Bereits am 1. Juli 2011, dem Tag vor der Tat, suchte er "in aufgebrachter Stimmung" das früher gemeinsam, nun allein von C. bewohnte Haus in S. auf, in dem sich zu diesem Zeitpunkt auch B. aufhielt. Dabei hatte er zunächst versucht, mit einer Leiter ins Obergeschoss des Hauses zu gelangen, weil ihm zuerst der Zugang von C. verwehrt worden war. Nachdem sie ihn dann doch eingelassen hatte, kam es zu einer zunächst verbalen Auseinandersetzung, in deren Folge der Angeklagte C. ins Gesicht schlug und mit den Worten "Hure" und "Schlampe" beleidigte. Dann drohte er ihr unter Vorhalt eines Messers, sie zu erstechen, und später noch, sie zu erschießen. Hierauf reagierte C. "völlig unaufgeregt". Es gelang ihr, den Angeklagten zu beruhigen, wobei sie ihm auch eine betragsmäßig noch nicht näher bestimmte Entschädigung für seine finanziellen Aufwendungen zusagte.

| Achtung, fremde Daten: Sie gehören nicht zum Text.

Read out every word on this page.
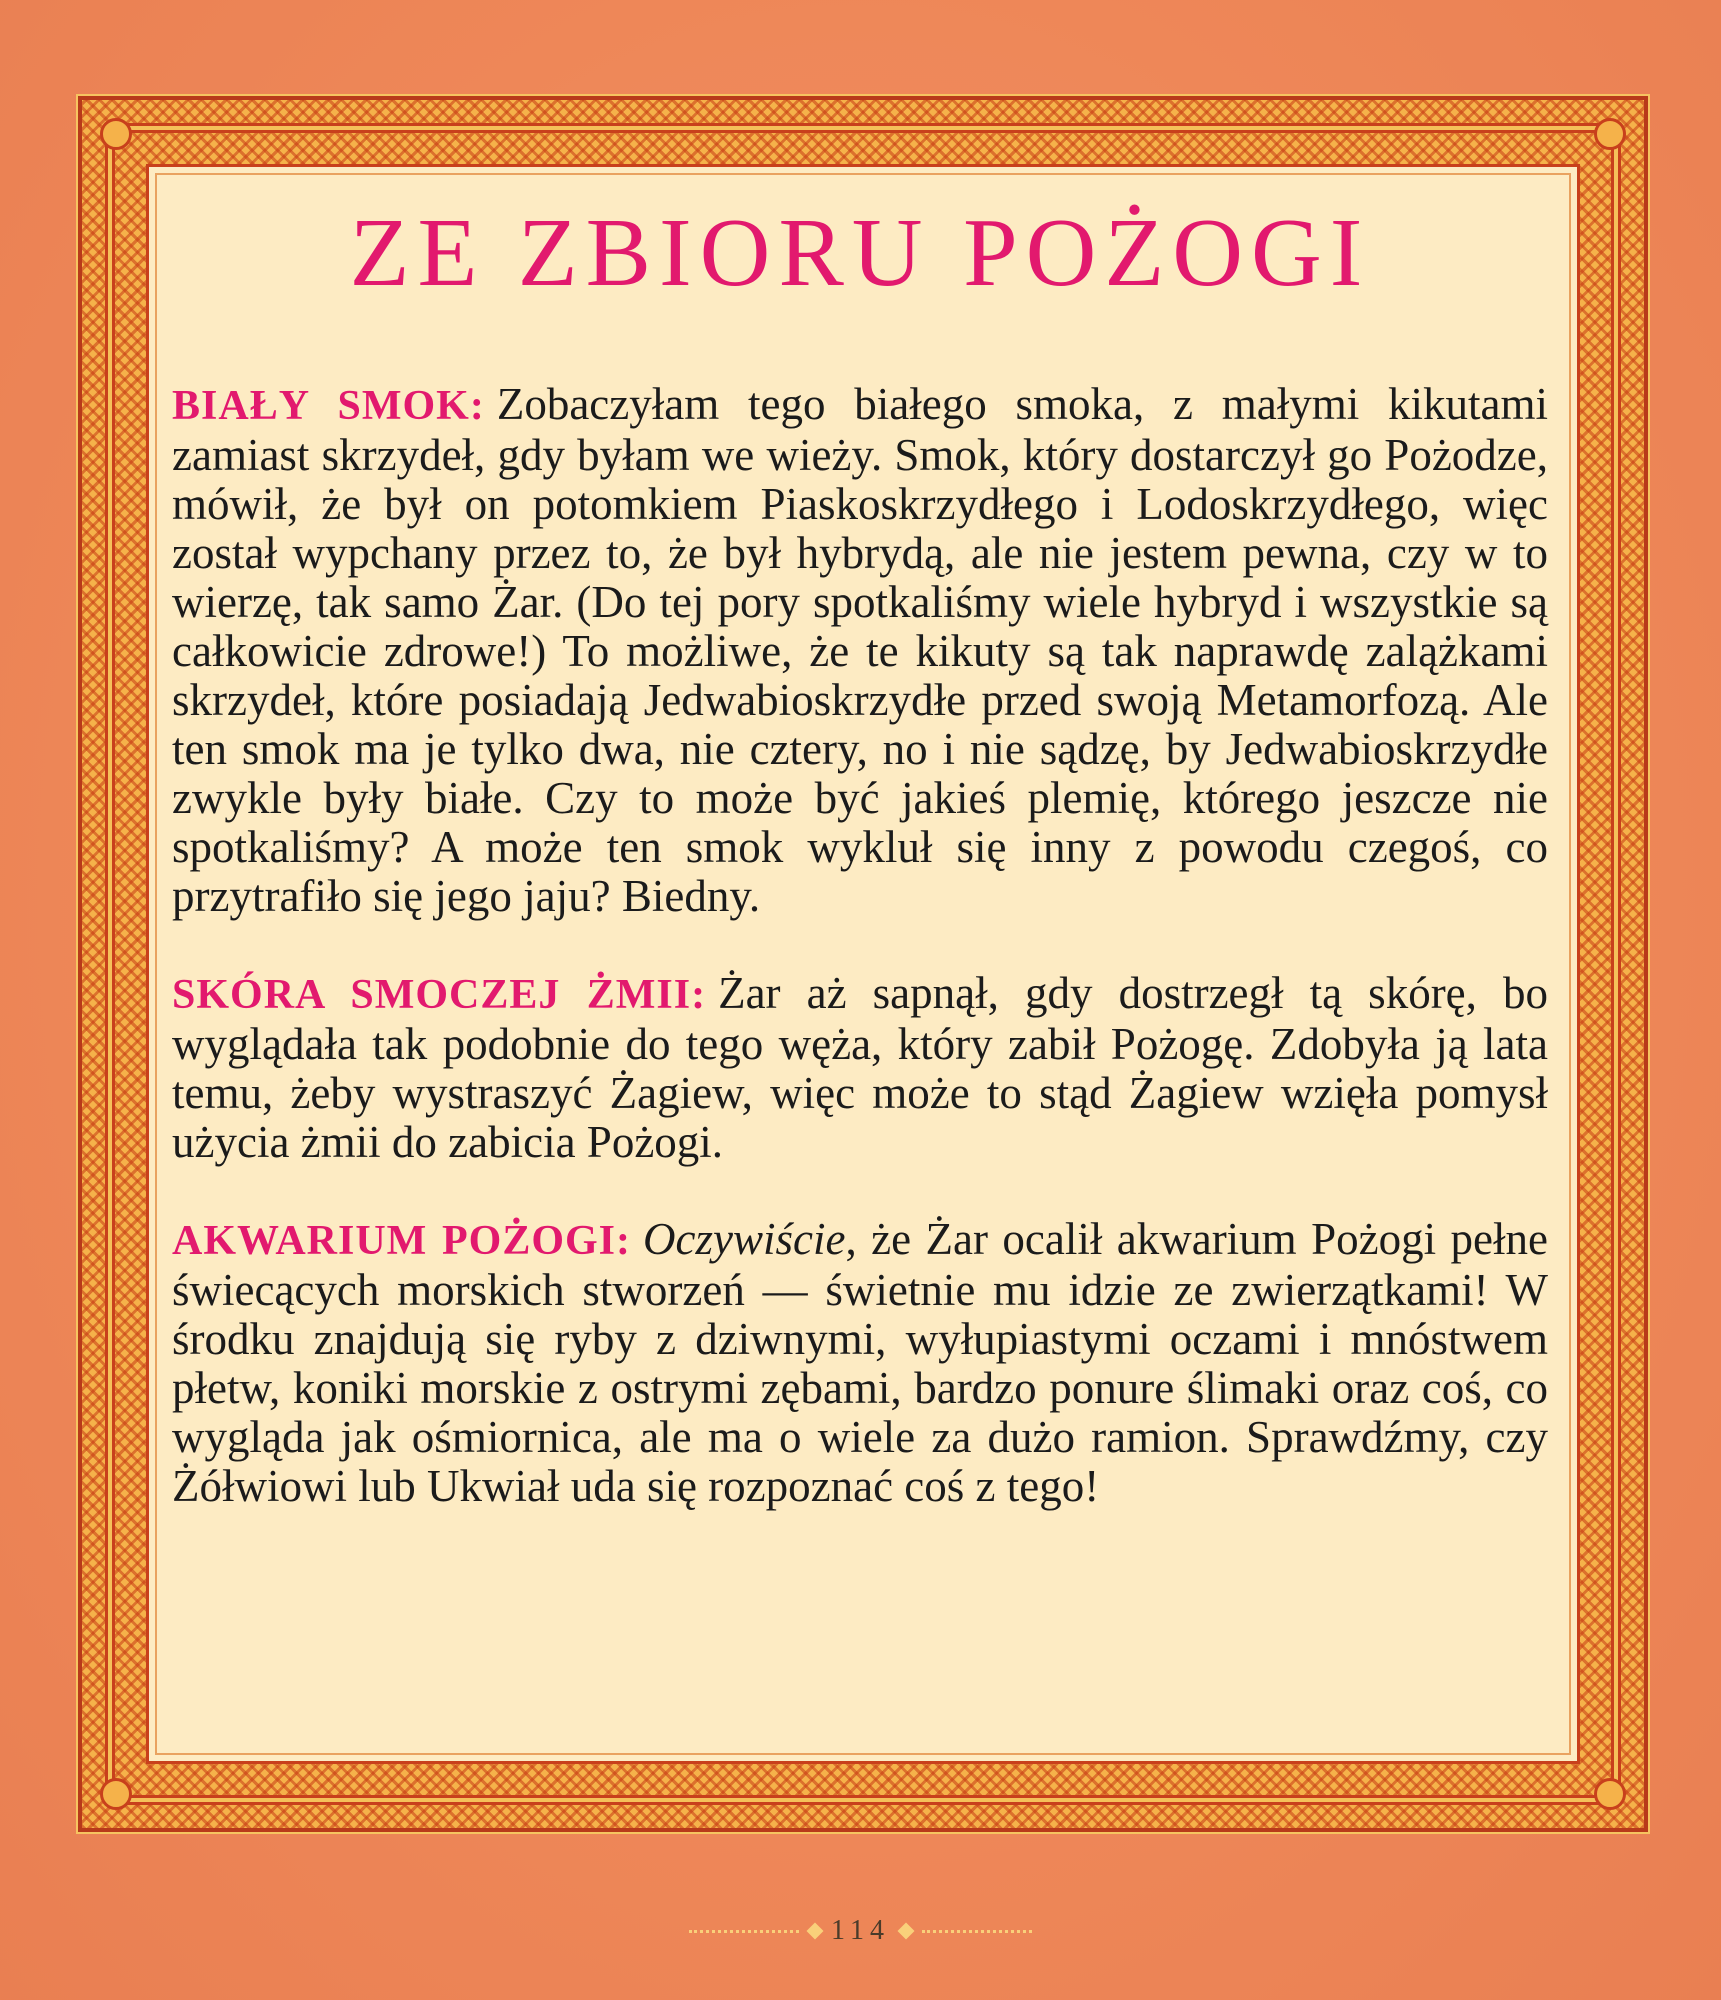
ZE ZBIORU POŻOGI

BIAŁY SMOK: Zobaczyłam tego białego smoka, z małymi kikutami zamiast skrzydeł, gdy byłam we wieży. Smok, który dostarczył go Pożodze, mówił, że był on potomkiem Piaskoskrzydłego i Lodoskrzydłego, więc został wypchany przez to, że był hybrydą, ale nie jestem pewna, czy w to wierzę, tak samo Żar. (Do tej pory spotkaliśmy wiele hybryd i wszystkie są całkowicie zdrowe!) To możliwe, że te kikuty są tak naprawdę zalążkami skrzydeł, które posiadają Jedwabioskrzydłe przed swoją Metamorfozą. Ale ten smok ma je tylko dwa, nie cztery, no i nie sądzę, by Jedwabioskrzydłe zwykle były białe. Czy to może być jakieś plemię, którego jeszcze nie spotkaliśmy? A może ten smok wykluł się inny z powodu czegoś, co przytrafiło się jego jaju? Biedny.

SKÓRA SMOCZEJ ŻMII: Żar aż sapnął, gdy dostrzegł tą skórę, bo wyglądała tak podobnie do tego węża, który zabił Pożogę. Zdobyła ją lata temu, żeby wystraszyć Żagiew, więc może to stąd Żagiew wzięła pomysł użycia żmii do zabicia Pożogi.

AKWARIUM POŻOGI: Oczywiście, że Żar ocalił akwarium Pożogi pełne świecących morskich stworzeń — świetnie mu idzie ze zwierzątkami! W środku znajdują się ryby z dziwnymi, wyłupiastymi oczami i mnóstwem płetw, koniki morskie z ostrymi zębami, bardzo ponure ślimaki oraz coś, co wygląda jak ośmiornica, ale ma o wiele za dużo ramion. Sprawdźmy, czy Żółwiowi lub Ukwiał uda się rozpoznać coś z tego!

114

Am Morgen des 2. Juli 2011, einem Samstag, traf der Angeklagte gegen 9.00 Uhr erneut "in erregter Stimmung" auf B. auf dem Parkplatz eines Hotels und verwickelte diesen in ein Streitgespräch. Er beruhigte sich erst, als B. ihm mitteilte, dass er die Nacht allein verbracht habe, und ließ C. ausrichten, er wolle sich mit ihr um 11.00 Uhr in seinen Büroräumen treffen, um Einzelheiten der finanziellen Entschädigung zu regeln. Dabei stellte er B. frei, ebenfalls bei dem Gespräch anwesend zu sein.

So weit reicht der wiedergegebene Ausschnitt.